Пожар и тьма, солнце и кровь, непокорство и сомнение – это Ади. А Круди?.. Краеугольный камень и существеннейший признак его мироощущения и эстетики – желание отдаться как бы останавливаемому мгновению. Излюбленное его творческое, зачастую изображаемое и воспеваемое состояние – это некое предзакатное созерцание, которое милее ему яркого восхода и полдневного жара, пагубного, быть может, действия и движения, социальных гроз и экстатических порывов. Созерцание, в силу все той же «экзистенциальной» небезусловности, необеспеченности овеянное элегической дымкой. «Жил. Страдал… Порой, осенним каким-нибудь деньком, был почти счастлив. Но внутренне все словно погладывал на часы. Чему радоваться? Все равно скоро завечереет», – признавался он в предуведомлении к сборнику рассказов «Славные деньки на улице Аранькёз» (1916).

Творчество Круди как бы звало ценить минуту, длить то, что есть, даровано судьбой, сущее и примышляемое, отрадное и тешащее; сливаться с ним, предаваться ему, памятуя и догадываясь, что благо – не столько «в бою и бездны мрачной на краю», сколько в миротворящем покое, который тем сладостней лелеять и украшать. «Все мы умерли… Вместе с Францем Иосифом» 7 – вот каким горестным вздохом проводит он спустя десятилетие то сравнительно беззаботное время в письме к известному меценату и покровителю Ади, тоже литератору Лайошу Хатвани. Так пускай пока все будет как было, лучше подождем; будем больше ценить миг выпавшего нам на долю относительного постоянства. Насладимся им, своим недолгим, быть может, довольством и свободой! Вот отражавшее не просто гедонизм «сытого буржуа», который вкушает на рубеже веков плоды цивилизации, а куда более широкое и совсем не безмятежное, бездумное тяготение к устойчивости и спокойствию.

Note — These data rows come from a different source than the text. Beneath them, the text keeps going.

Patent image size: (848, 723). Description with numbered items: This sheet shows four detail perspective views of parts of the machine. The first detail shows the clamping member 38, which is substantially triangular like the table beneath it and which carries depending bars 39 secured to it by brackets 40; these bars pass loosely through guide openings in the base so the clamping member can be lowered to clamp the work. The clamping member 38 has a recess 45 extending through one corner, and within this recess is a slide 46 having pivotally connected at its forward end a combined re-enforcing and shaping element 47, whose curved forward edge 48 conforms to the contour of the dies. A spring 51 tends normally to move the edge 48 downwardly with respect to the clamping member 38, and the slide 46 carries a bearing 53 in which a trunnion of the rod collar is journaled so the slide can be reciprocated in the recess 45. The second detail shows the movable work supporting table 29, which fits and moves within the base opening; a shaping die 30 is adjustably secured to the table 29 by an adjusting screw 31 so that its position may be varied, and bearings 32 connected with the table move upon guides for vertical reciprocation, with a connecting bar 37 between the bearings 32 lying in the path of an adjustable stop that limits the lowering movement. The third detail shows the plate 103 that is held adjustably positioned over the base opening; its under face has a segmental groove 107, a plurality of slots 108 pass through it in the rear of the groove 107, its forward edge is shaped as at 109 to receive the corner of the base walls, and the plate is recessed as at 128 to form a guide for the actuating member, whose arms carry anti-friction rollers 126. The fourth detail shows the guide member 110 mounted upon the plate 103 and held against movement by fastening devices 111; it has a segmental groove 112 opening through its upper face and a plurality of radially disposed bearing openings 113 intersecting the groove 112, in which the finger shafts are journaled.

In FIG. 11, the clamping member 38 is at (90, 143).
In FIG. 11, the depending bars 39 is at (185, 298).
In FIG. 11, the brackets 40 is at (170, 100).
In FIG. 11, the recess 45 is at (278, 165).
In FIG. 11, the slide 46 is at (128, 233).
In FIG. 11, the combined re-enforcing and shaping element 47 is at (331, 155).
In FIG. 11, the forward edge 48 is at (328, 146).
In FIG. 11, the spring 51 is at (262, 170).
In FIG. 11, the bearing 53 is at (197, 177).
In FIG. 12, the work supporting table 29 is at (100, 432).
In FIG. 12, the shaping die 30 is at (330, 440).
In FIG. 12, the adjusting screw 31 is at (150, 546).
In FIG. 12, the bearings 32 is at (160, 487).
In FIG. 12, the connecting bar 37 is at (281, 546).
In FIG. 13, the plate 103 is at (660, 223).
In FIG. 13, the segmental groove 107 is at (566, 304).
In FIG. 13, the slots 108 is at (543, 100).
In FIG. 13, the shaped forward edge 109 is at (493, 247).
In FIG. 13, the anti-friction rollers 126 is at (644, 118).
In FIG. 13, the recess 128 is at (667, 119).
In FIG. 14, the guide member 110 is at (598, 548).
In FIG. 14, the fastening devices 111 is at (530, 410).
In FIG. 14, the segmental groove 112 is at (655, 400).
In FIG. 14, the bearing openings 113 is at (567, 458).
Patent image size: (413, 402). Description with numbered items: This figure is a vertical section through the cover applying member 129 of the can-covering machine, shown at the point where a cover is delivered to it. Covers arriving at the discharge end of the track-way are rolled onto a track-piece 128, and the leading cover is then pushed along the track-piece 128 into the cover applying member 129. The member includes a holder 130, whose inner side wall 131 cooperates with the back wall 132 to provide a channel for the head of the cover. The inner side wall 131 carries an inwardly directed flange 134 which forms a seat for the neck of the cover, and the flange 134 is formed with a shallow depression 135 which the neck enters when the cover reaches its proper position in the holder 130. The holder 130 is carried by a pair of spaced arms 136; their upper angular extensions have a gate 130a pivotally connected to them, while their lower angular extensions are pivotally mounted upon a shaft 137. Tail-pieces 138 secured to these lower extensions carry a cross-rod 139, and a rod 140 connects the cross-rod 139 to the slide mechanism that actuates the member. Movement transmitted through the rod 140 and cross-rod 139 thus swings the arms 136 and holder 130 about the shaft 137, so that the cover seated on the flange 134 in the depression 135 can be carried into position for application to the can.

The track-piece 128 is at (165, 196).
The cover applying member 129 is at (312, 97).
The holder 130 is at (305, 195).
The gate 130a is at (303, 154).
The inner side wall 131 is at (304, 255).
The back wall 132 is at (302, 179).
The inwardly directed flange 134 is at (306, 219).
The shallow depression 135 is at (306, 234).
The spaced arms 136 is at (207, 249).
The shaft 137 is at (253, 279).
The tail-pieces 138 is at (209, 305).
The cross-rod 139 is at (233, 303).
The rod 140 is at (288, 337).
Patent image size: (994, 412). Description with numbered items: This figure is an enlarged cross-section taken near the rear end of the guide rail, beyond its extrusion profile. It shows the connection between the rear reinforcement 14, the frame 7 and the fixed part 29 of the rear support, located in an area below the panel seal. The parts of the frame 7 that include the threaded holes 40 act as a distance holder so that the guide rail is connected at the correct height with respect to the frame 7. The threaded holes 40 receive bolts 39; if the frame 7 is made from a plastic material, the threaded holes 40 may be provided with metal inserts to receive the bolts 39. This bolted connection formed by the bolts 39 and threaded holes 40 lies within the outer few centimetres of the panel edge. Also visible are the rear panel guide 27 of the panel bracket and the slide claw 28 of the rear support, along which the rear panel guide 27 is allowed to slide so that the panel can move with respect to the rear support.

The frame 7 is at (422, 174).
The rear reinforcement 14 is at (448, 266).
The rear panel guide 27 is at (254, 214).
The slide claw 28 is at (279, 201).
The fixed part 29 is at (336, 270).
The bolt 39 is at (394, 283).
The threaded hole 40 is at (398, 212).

Сецессия – к такому мнению подводят и Ади, и особенно Круди – вовсе не исключительно «уход» и несогласие, а тем более бунтарское неприятие. Это и своеобразное, пусть ост- родраматически, а у Круди чем дальше, тем меланхоличней и словно горестней окрашенное, но жизнеприятие. Если барокко было «вторым», философически- ищущим, метафизически-пессимистичным «средневековьем», а рококо – «вторым», игриво-фривольным, развлекательно-забавляющим «Возрождением», то не чуждая изысканного эпикурейства, иногда в сплаве с некоторой долей скепсиса и смутными опасениями сецессия в этом смысле и своем эпохальном регистре – как бы второе рококо и барокко заодно.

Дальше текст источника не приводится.